An infinity hoop or circle trellis is an elegant solution to attractively display your indoor climbing or vining potted houseplants and tame those long, trailing vines into a manageable shape.
Benefits Of A Circle Trellis
Because the vines continually loop back to the soil, additional rooting points can be established, resulting in a healthier plant. This will also make it easier to propagate plants from cuttings in the future, because there will be multiple rooted segments.
Additional benefits to training your potted plant’s vine around a circle trellis is that all lengths of the plant will receive equal levels of sunlight, and plants (especially those with smaller foliage or leggier vines) will have a fuller appearance.
Here is a partial list of plants that would do well on an infinity trellis:
Vanilla Planifolia Orchid
String of Hearts
and other vining or climbing plants
What Size Infinity Trellis Do You Need?
To determine what size of a circle you need for your infinity trellis, you would normally double the diameter of the planter or pot you are using. For example, if your pot is 4 inches in diameter you would select an 8 inch infinity trellis.

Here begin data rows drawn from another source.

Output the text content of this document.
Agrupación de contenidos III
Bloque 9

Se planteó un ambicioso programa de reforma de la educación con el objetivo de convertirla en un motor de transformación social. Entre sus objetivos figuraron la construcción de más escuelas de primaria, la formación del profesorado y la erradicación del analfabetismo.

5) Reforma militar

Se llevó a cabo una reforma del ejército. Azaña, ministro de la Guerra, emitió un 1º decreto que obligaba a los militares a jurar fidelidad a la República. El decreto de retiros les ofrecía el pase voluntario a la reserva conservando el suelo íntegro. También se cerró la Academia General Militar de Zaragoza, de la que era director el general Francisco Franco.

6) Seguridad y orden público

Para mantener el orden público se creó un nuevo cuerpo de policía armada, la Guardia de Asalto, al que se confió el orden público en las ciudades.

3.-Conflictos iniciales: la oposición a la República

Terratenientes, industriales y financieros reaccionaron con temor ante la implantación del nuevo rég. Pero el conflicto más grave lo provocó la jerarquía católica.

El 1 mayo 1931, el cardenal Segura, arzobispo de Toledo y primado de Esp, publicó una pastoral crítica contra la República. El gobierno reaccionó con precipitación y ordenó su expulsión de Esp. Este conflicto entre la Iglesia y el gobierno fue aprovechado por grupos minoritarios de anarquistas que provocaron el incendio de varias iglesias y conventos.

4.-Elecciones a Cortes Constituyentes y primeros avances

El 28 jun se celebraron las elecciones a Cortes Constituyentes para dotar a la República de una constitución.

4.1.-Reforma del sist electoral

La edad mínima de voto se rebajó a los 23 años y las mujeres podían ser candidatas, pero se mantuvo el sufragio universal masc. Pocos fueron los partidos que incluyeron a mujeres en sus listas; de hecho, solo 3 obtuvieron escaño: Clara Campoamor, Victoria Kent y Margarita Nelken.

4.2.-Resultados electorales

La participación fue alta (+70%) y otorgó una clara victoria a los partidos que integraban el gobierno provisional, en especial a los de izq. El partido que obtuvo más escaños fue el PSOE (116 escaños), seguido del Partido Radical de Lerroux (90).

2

You should also consider the growth and vining habit of your plant when selecting trellis size. If you have a slow growing plant or one with small or sparse foliage, the standard trellis size calculation should be fine. However, if your plant is a rigorous grower or produces larger-sized leaves you would want to increase the diameter of the infinity trellis by 2 inches. A Monstera Adansonii in a 6 inch pot would need an infinity trellis roughly 14 inches in diameter (12 inches for the normal calculation plus 2 extra inches to accommodate the larger foliage).
Supplies You Will Need
If you are just making a wire trellis, a section of wire, needle nose pliers, and a shape to form the wire around is all you need. The only other items you might need are those you would use if you will be decorating or coating the wire, such as jute twine, yard or ribbon (see end of page for ideas).
You can use a wire coat hanger or any other strand of wire that is 12 gauge or 10 gauge thickness (a coat or clothes hanger is typically made from 11.5 to 12 gauge wire). Here’s a link if you need to pick up wire online at Amazon.
For your form, select an object with a slightly smaller diameter as the trellis you will be making. If you are not a perfectionist, you can shape the wire by hand. Otherwise, a few items that might make a good form:
- Small saucepans
- Quart-sized paint cans
- Ceramic bowls
- Round lamp base
- Flower pots
- Embroidery hoop
The length of wire you will need is dependent on the circumference of the circle trellis plus the length of the support stakes. Below are some common measurement conversions, but you can also use this calculator to get the circumference. These measurements do not include the length needed for the support stakes (see next paragraph).
- For a 3 inch pot: 6 inch diameter circle equals ~19 inch circumference
- For a 4 inch pot: 8 inch diameter circle equals ~25 inch circumference
- For a 5 inch pot: 10 inch diameter circle equals ~31 inch circumference
- For a 6 inch pot: 12 inch diameter circle equals ~38 inch circumference
You will also want to add the length of both the support stakes to your circumference. This should be equal to the depth of your pot. If your pot is 4 inches deep, you would add 8 inches (4 inches for each support stake). So for a 6 inch diameter trellis inserted into a pot that is 4 inches deep you would combine the 19 inch circumference for the circle trellis with 8 inches for the support stakes, for a total of 27 inches of wire.
For a 10 inch infinity trellis with 4 inch support stakes you would need 39 inches of wire.
Adding Finishing Touches To Your Infinity Trellis
Adding Jute Twine To Your Trellis
To add twine to your infinity trellis, you will need some tacky glue, jute twine, and craft clips or clothespins. You can pick up the craft clips and twine at your local dollar store. Any tacky glue should work, but Aleene’s is definitely the best. You can pick some up at most any craft store or online at Amazon (link).
Adding the twine is pretty straightforward. Work in 3 to 4 inch sections at a time. Apply a small bead of tacky glue to the wire, then tightly wrap the twine onto the glued wire. Add a craft clip as you complete each section to prevent all your hard work from unraveling before it has time to dry.